あの頃の想い出を語り始めたらきっと止まらないし、
本の二、三冊くらい軽く書けそうだ。
「小説」はちっとも書けないけれど、
「ノンフィクション」ならいくらでもいける気がする。
出版社から話がこないのが残念でならない。

ま、売れるとはとても思えぬが。


新しく何かを始めれば、必ず
「得るものと失うもの」がある。

例えば結婚するとしよう。

「新生活」が始まれば、普通、おそらくは
「二人で居る幸せ」が得られるが替わりに
「独りで居る時間」を失う。そして何より
「自由」を奪われるのである。

「自由」。

ああ、なんという
素晴らしい響きだろう。

そんなものを失ってまで......
あかんあかん。
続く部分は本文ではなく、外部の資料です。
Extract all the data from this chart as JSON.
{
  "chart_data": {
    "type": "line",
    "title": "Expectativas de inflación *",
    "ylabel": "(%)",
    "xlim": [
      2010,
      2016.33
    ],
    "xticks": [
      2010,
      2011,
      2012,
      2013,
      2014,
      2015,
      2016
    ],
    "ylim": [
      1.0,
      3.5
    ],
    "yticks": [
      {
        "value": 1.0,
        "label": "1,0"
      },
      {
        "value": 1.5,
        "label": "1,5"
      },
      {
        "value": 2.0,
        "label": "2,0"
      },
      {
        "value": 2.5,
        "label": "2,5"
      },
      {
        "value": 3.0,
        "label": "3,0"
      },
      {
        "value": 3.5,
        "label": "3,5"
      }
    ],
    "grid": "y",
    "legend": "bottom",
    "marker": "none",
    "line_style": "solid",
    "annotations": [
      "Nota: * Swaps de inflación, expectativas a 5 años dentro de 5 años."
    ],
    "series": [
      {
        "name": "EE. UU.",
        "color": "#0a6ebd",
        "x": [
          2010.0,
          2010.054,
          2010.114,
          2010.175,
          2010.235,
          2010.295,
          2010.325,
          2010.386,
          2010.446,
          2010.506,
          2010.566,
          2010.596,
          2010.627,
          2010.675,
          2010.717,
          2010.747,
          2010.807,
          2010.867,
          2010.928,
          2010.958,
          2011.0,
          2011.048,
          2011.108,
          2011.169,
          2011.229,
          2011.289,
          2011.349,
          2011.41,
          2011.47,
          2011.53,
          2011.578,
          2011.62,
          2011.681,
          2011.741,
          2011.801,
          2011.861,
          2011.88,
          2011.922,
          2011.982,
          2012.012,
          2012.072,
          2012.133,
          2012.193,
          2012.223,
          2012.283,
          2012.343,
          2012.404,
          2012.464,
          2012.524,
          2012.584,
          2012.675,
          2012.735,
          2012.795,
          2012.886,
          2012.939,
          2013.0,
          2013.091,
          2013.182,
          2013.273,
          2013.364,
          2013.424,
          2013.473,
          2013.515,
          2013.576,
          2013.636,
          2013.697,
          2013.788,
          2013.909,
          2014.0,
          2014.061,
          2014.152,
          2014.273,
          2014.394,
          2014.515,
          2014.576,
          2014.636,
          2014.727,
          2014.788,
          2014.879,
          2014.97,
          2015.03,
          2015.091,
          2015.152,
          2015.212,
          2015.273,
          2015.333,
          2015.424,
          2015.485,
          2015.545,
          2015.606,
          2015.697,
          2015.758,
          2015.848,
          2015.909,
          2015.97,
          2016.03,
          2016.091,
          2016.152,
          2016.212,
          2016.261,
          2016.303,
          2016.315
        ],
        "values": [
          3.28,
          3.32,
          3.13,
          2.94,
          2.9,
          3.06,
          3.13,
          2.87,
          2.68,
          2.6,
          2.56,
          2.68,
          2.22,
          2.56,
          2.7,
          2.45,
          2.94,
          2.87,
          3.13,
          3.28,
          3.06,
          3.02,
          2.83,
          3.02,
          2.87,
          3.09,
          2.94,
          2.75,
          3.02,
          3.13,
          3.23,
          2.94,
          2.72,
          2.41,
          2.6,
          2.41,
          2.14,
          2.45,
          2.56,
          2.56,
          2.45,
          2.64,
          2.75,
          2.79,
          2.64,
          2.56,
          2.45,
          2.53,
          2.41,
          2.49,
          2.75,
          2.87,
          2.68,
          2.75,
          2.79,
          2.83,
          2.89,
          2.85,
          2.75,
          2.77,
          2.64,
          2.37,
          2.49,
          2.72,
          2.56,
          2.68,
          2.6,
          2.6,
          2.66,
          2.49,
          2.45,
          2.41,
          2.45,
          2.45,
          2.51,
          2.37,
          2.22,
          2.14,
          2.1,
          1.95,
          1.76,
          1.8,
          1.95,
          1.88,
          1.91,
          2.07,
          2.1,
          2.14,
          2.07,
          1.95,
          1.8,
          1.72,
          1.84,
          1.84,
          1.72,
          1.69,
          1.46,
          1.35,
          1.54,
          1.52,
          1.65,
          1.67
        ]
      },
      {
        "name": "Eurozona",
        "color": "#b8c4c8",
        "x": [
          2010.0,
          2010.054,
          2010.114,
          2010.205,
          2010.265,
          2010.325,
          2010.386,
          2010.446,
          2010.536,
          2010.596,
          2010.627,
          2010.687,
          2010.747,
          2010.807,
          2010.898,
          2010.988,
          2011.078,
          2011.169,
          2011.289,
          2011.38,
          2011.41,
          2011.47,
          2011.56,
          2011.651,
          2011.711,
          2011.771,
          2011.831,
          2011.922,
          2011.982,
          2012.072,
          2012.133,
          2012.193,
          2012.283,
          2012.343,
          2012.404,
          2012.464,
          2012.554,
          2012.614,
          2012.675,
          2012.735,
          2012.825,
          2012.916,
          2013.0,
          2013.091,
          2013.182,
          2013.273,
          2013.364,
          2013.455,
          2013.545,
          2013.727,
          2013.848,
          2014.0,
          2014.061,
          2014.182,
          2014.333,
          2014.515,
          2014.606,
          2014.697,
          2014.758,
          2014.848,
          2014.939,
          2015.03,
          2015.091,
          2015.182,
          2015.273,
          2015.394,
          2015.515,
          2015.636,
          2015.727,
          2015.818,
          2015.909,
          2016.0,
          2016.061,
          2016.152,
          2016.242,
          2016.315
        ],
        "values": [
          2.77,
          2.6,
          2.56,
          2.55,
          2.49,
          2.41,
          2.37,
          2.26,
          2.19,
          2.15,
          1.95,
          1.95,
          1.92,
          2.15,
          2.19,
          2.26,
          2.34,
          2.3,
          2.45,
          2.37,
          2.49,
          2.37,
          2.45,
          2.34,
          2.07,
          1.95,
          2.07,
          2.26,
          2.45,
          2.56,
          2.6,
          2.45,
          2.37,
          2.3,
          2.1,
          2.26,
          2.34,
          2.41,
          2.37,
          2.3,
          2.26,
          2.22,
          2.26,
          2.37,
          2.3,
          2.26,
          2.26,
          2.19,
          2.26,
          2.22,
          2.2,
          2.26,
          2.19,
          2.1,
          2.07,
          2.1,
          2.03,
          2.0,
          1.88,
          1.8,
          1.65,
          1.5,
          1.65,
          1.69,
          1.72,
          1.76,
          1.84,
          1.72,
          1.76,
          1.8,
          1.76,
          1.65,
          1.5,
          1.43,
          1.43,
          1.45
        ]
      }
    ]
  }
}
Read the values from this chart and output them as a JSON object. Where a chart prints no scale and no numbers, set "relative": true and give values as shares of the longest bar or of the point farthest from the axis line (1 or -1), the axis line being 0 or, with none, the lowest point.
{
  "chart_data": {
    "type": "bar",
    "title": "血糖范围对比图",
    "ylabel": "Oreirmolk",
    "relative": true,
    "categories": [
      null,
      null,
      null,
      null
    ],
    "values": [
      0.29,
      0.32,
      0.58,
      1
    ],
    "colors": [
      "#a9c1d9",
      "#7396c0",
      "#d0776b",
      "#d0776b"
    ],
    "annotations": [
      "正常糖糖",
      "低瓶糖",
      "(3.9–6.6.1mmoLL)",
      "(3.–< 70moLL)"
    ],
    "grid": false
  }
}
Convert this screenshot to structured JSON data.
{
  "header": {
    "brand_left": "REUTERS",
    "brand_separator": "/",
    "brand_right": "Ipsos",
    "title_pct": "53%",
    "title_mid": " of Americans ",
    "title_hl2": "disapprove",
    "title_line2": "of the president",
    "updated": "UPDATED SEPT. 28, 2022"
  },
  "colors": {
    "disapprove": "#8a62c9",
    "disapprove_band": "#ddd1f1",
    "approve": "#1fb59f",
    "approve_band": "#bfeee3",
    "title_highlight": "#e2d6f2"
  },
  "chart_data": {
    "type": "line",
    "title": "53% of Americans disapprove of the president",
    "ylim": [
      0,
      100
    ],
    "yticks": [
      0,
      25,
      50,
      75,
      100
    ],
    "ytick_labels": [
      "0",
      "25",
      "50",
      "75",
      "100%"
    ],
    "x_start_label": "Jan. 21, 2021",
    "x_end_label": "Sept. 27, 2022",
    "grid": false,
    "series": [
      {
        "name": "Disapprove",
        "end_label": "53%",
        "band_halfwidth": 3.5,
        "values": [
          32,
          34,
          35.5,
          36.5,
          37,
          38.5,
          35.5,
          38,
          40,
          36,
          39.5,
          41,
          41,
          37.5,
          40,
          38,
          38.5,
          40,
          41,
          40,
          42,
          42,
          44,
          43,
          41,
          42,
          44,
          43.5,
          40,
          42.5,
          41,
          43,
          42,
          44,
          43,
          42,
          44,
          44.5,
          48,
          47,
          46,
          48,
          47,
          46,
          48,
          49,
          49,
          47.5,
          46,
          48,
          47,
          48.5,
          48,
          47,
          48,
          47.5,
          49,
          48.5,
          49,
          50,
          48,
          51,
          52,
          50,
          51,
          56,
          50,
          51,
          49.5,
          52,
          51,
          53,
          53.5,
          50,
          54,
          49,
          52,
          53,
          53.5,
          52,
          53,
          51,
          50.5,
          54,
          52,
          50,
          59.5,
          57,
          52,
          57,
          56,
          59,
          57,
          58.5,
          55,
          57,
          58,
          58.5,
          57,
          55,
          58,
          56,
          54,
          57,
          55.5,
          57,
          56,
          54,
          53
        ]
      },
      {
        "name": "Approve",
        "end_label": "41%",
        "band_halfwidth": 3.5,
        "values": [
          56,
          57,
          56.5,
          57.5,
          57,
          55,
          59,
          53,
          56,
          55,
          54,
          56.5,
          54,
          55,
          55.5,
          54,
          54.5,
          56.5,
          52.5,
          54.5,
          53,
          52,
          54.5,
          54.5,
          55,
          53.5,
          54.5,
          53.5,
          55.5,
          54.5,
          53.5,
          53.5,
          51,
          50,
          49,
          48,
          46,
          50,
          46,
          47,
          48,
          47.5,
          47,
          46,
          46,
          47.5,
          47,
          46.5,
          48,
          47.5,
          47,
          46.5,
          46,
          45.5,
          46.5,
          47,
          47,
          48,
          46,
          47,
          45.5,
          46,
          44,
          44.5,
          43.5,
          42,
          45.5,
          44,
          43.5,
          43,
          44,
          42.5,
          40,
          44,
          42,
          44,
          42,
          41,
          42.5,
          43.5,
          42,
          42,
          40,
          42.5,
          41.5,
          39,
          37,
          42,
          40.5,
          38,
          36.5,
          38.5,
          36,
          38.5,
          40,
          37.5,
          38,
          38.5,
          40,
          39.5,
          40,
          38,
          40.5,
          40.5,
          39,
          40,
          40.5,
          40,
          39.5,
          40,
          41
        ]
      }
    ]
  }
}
そーいえば
近々結婚する人がいたんだっけ。

逆に何かを止めれば、やはり
「得るものと失うもの」があるわけで、
失うものはもちろんその
「何か」であり、得るものは案外
「自由」だったりする。

店を閉める時、オレは当然
「愛する店」を失ったが、同時に
「自由」も得た。

しばらくの間は、胸に
「ポッカリ」と穴が空いたようだった。
しかし、時間と共にそれはいつの間にか塞がり、今ではその
「自由」を、しっかりと満喫している。

多少の収入があるからと言ってキッチリ
「リタイア生活」を決め込み、いつまで経っても
「新たな何か」を始めようとしないのは、
「得るもの」と「失うもの」を計りにかけた時、どう考えたって
「失うもの」の方が重いからだ。

それは
「自由」であり
「時間」である。

某カフェを始める時も始めてからも、
「得るもの」はものすごく大きかったけど、
「失うもの」なんてたかが知れていた。
「お金」と「意味のないプライド」程度の
些細なものだったのだ。

よく言われる通り
「時間はお金では買えない」し、オレには
「ビジネスの才覚がない」のであるからして、
結論は自ずと出ている。

「タイでビジネスを始めるなら」
「パタヤーで何か店を開くなら」等等、常に
いろいろと考えてはいるけど、それは
「ボケ防止」の頭の体操といったところだろうか。

「自由」な「時間」とは、
それくらい堪えられない
「極上の麻薬」のようなものなのであり、
この年で味わってしまったら、簡単に
やめられるものではない。


そりゃ、
「カフェでまったり」もするわ。

という、

お話だ。


*「トゥラキットゥ(2211)」は「ビジネス」の意。